Dodecahedrane: Symmetry and dynamics in the solid state
Sprache des Vortragstitels:
Englisch
Original Tagungtitel:
3rd Workshop on NMR and MRI relaxometry in chemistry and bio-medicine
Sprache des Tagungstitel:
Englisch
Original Kurzfassung:
Objects with five-fold axes of symmetry are forbidden to express this symmetry in ordered periodic arrays (e.g. crystal lattices) due to their inability for proper space filling without gaps or voids. This restriction is lifted for objects of two-, three-, four-, and six-fold rotational symmetry. It is predictable that dodecahedrane's five membered rings must all undergo a small distortion upon crystallization. This distortion from the ideal is consistent with eight carbons forming the vertices of an ideal cube within the lattice. Six sets of two adjacent carbons form ethano bridges above this cube's six faces. The X-ray crystallographer finds crystalline dodecahedrane's twenty carbons to reside in two diastereotopic sets in the ratio of eight on-vertex carbons to twelve off-vertex partners of a Th-symmetry solid skeleton.

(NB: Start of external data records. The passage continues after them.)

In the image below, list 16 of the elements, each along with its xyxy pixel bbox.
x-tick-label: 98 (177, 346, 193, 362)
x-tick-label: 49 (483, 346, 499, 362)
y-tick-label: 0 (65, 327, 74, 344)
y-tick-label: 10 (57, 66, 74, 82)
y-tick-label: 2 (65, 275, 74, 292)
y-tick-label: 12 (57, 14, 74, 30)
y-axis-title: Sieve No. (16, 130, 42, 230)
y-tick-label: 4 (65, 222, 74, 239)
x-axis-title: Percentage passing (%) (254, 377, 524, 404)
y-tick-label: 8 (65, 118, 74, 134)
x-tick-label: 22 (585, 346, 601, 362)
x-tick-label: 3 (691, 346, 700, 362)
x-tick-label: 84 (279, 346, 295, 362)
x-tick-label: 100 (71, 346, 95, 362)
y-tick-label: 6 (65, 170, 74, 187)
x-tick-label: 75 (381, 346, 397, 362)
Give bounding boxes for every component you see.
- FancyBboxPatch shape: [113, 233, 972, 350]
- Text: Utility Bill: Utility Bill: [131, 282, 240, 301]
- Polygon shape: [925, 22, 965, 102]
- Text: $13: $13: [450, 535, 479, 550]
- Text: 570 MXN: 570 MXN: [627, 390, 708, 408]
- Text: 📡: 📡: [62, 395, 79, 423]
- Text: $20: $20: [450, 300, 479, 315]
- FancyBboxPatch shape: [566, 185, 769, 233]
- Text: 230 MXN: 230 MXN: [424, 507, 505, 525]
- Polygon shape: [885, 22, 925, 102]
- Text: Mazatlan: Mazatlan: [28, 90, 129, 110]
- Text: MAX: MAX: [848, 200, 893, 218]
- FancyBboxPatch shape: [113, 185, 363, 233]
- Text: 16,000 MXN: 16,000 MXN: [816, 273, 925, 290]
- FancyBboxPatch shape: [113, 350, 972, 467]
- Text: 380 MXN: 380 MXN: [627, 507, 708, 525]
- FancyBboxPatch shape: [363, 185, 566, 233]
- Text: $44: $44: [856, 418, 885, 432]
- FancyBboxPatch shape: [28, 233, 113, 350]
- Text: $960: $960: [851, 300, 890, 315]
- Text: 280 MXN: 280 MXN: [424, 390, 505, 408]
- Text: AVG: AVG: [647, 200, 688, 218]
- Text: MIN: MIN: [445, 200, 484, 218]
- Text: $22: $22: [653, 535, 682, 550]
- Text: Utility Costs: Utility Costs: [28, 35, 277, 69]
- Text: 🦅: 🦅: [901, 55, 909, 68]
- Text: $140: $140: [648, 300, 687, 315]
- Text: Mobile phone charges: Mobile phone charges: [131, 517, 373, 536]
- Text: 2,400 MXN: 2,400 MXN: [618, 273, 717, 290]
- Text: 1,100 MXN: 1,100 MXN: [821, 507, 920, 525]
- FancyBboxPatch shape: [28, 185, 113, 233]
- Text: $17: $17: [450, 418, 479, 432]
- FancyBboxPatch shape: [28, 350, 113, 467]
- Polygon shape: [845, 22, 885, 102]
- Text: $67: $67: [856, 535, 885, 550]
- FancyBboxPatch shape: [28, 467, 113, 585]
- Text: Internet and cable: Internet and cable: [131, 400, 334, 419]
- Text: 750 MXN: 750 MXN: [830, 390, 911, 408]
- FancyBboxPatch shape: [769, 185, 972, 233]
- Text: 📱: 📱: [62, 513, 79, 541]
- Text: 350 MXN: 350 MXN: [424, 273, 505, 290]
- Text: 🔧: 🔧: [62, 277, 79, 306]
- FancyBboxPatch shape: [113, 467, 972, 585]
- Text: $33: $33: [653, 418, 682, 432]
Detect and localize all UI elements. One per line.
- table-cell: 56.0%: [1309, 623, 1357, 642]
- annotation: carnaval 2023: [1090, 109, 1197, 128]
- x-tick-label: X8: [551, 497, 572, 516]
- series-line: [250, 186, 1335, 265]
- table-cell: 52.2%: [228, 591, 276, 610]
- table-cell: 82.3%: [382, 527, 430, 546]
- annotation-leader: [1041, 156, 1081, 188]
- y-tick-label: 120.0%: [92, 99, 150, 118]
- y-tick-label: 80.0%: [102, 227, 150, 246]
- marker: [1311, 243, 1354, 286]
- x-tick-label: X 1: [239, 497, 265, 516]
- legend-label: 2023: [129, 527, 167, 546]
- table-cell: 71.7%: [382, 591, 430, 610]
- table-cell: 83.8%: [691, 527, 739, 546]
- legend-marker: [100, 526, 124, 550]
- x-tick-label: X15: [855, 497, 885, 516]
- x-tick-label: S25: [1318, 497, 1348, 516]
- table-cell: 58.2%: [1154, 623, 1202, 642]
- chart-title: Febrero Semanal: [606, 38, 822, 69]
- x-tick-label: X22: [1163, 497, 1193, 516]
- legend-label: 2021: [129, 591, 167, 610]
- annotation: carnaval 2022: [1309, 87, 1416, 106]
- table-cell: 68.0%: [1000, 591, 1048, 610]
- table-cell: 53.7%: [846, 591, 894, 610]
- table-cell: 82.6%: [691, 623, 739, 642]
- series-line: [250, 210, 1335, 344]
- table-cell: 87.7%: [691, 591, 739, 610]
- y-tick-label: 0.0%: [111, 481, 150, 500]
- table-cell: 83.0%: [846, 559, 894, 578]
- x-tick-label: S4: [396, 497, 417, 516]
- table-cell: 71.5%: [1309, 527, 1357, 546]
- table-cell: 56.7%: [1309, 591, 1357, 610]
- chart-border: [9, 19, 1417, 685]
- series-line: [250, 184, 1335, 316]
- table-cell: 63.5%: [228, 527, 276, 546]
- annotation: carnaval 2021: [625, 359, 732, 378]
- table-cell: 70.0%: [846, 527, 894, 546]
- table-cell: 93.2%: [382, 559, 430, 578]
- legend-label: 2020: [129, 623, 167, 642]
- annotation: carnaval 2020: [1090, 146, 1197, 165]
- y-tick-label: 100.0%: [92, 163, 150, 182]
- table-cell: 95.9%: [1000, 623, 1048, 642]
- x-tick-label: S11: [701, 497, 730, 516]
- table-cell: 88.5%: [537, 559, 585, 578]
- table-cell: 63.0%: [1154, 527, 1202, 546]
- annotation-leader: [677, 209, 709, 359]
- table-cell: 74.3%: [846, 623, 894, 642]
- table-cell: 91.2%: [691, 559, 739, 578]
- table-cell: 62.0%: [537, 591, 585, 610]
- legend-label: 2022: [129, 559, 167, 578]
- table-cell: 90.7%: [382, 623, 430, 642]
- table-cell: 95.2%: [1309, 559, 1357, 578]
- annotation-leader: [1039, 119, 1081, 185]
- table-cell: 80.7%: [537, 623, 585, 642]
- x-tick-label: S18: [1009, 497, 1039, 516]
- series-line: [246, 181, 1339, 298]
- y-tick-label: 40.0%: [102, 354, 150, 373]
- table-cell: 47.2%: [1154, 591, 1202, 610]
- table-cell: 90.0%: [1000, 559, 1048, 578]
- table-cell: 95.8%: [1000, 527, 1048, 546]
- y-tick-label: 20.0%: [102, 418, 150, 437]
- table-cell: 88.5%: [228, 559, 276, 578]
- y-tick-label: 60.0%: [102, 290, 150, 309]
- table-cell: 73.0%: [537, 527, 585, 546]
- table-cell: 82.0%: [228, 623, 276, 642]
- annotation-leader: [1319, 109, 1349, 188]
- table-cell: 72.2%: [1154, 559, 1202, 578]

The lack of appendages in crystalline spherical molecules enables them to undergo reorientation about their molecular axes which is readily observable by solid-state NMR. Thus, at ambient temperature, both S6-symmetry crystalline cubane and Th-symmetry crystalline dodecahedrane exhibit 13C isochrony due to fast topomerization of their diastereotopic nuclei. We herein present {1H,13C} CP-MAS NMR build-up rates attesting the mobility differences of e.g. lighter cubane versus the heavier dodecahedrane. T1 relaxation rates and chemical shielding powder patterns are measured at ambient conditions down to 100 K. These 13C MAS spectra display line-narrowing with decreasing temperature until five relatively narrow signals are observed below 224K. A observation that is not consistent with a static Th-symmetry of dodecahedrane geometry. Density functional theory calculations of NMR chemical shieldings are used to compare these experimental results with different models of dynamical / structural disorder or exchange.